14 days following initiation of FCA-treatment in female Sprague Dawley rats (350-450g), ring segments of SA were mounted for tension recording. Untreated age-matched rats were used as controls. Relaxation induced by ACh (1nM-3μM) was assessed in pre-contracted vessels. The roles of NO and EDHF were determined by use of the inhibitors L-NAME (100μM) and apamin (AP, 100nM)/charybdotoxin (CTX, 100nM), respectively. Data are expressed as mean+s.e.m. of the % relaxation of pre-constriction, n≥5. Statistical comparisons were analysed by ANOVA.

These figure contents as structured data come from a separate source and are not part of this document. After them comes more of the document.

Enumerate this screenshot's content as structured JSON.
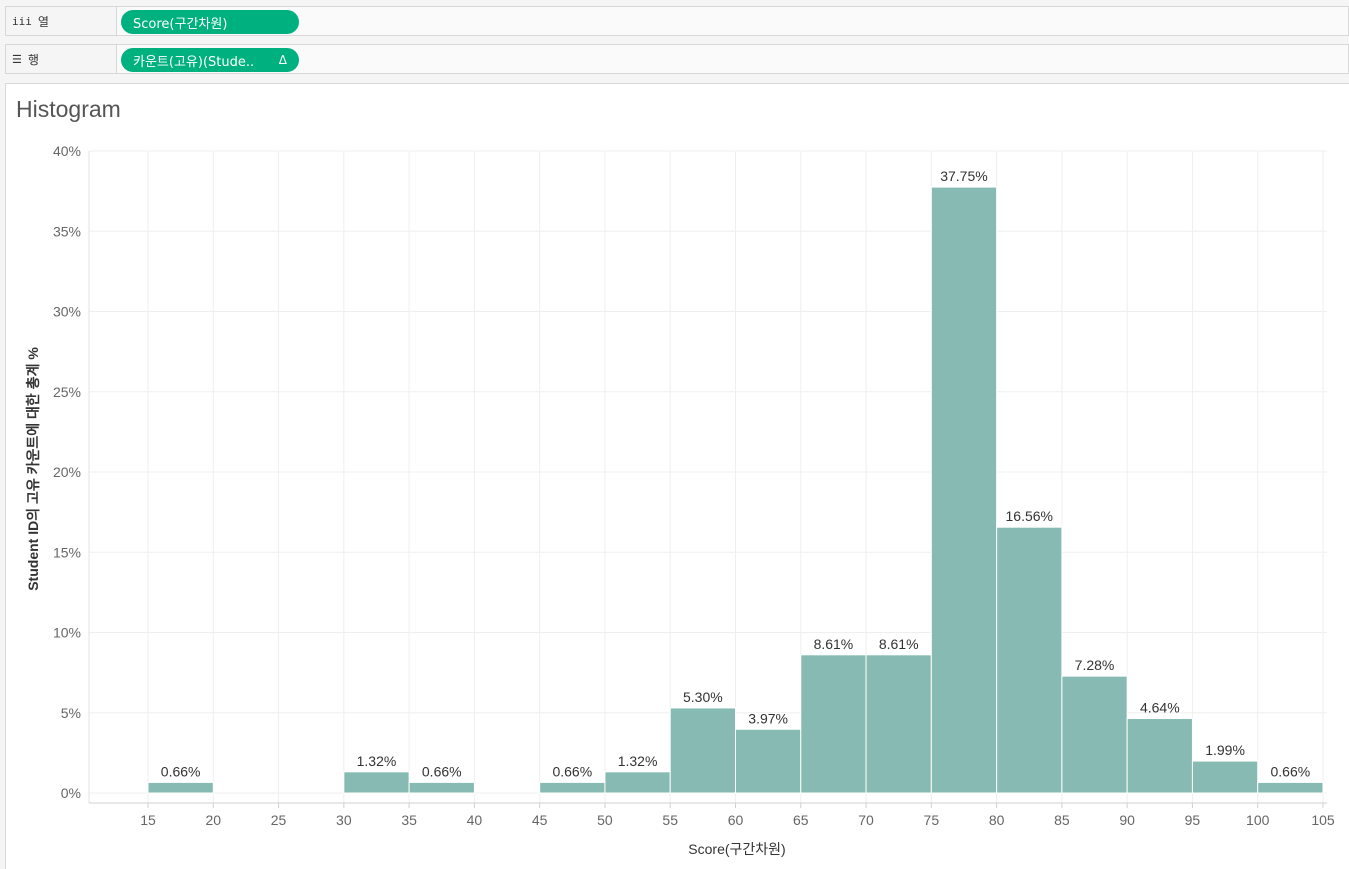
{
  "shelves": {
    "columns": {
      "label": "열",
      "icon": "columns-icon",
      "pill": "Score(구간차원)"
    },
    "rows": {
      "label": "행",
      "icon": "rows-icon",
      "pill": "카운트(고유)(Stude..",
      "pill_marker": "Δ"
    }
  },
  "sheet": {
    "title": "Histogram"
  },
  "colors": {
    "bar": "#86bab2",
    "pill": "#00b180",
    "grid": "#efefef",
    "axis_text": "#666666",
    "label_text": "#333333"
  },
  "chart_data": {
    "type": "bar",
    "title": "Histogram",
    "xlabel": "Score(구간차원)",
    "ylabel": "Student ID의 고유 카운트에 대한 총계 %",
    "bin_width": 5,
    "xlim": [
      10,
      105
    ],
    "xticks": [
      15,
      20,
      25,
      30,
      35,
      40,
      45,
      50,
      55,
      60,
      65,
      70,
      75,
      80,
      85,
      90,
      95,
      100,
      105
    ],
    "ylim": [
      0,
      40
    ],
    "yticks": [
      0,
      5,
      10,
      15,
      20,
      25,
      30,
      35,
      40
    ],
    "ytick_labels": [
      "0%",
      "5%",
      "10%",
      "15%",
      "20%",
      "25%",
      "30%",
      "35%",
      "40%"
    ],
    "grid": true,
    "bins": [
      {
        "start": 15,
        "value": 0.66,
        "label": "0.66%"
      },
      {
        "start": 30,
        "value": 1.32,
        "label": "1.32%"
      },
      {
        "start": 35,
        "value": 0.66,
        "label": "0.66%"
      },
      {
        "start": 45,
        "value": 0.66,
        "label": "0.66%"
      },
      {
        "start": 50,
        "value": 1.32,
        "label": "1.32%"
      },
      {
        "start": 55,
        "value": 5.3,
        "label": "5.30%"
      },
      {
        "start": 60,
        "value": 3.97,
        "label": "3.97%"
      },
      {
        "start": 65,
        "value": 8.61,
        "label": "8.61%"
      },
      {
        "start": 70,
        "value": 8.61,
        "label": "8.61%"
      },
      {
        "start": 75,
        "value": 37.75,
        "label": "37.75%"
      },
      {
        "start": 80,
        "value": 16.56,
        "label": "16.56%"
      },
      {
        "start": 85,
        "value": 7.28,
        "label": "7.28%"
      },
      {
        "start": 90,
        "value": 4.64,
        "label": "4.64%"
      },
      {
        "start": 95,
        "value": 1.99,
        "label": "1.99%"
      },
      {
        "start": 100,
        "value": 0.66,
        "label": "0.66%"
      }
    ]
  }
}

At day 14 knee joint diameter had increased by 48.3±1.9% in FCA rats but SA diameter remained unchanged compared with controls (438±11 vs 449±10 μm, respectively, P>0.05). Relaxation induced by ACh was not different (P>0.05) in rings from FCA-treated rats compared with controls. In SA from control rats maximum ACh-induced relaxation (80.3±3.4%) was unaffected following incubation with AP/CTX (79.9±5.5%, P>0.05) although a small impairment to relaxation was observed following treatment with L-NAME (72.3±8.9%, P<0.05). However, a combined incubation of L-NAME and AP/CTX completely abolished ACh-induced relaxation (maximum 3.9±1.2%, P<0.001) suggesting that EC-dependent relaxation is mediated jointly by NO and EDHF, and each can fully compensate in the absence of each other. In rings from FCA-treated rats the maximum relaxation (85.6±3.8%) induced by ACh was unaffected following incubation with AP/CTX (82.5±6.6%, P>0.05). However, in contrast to findings in controls, incubation with L-NAME alone powerfully impaired ACh-induced relaxation (5.5±2.9%, P<0.001) suggesting that NO is the single mediator of ACh-induced relaxation in FCA-treated rats.

These results demonstrate that in this model of arthritis EDHF activity is abolished in isolated rings of SA, although overall EC-dependent relaxation is maintained by NO.

This work was supported by the Cunningham Trust.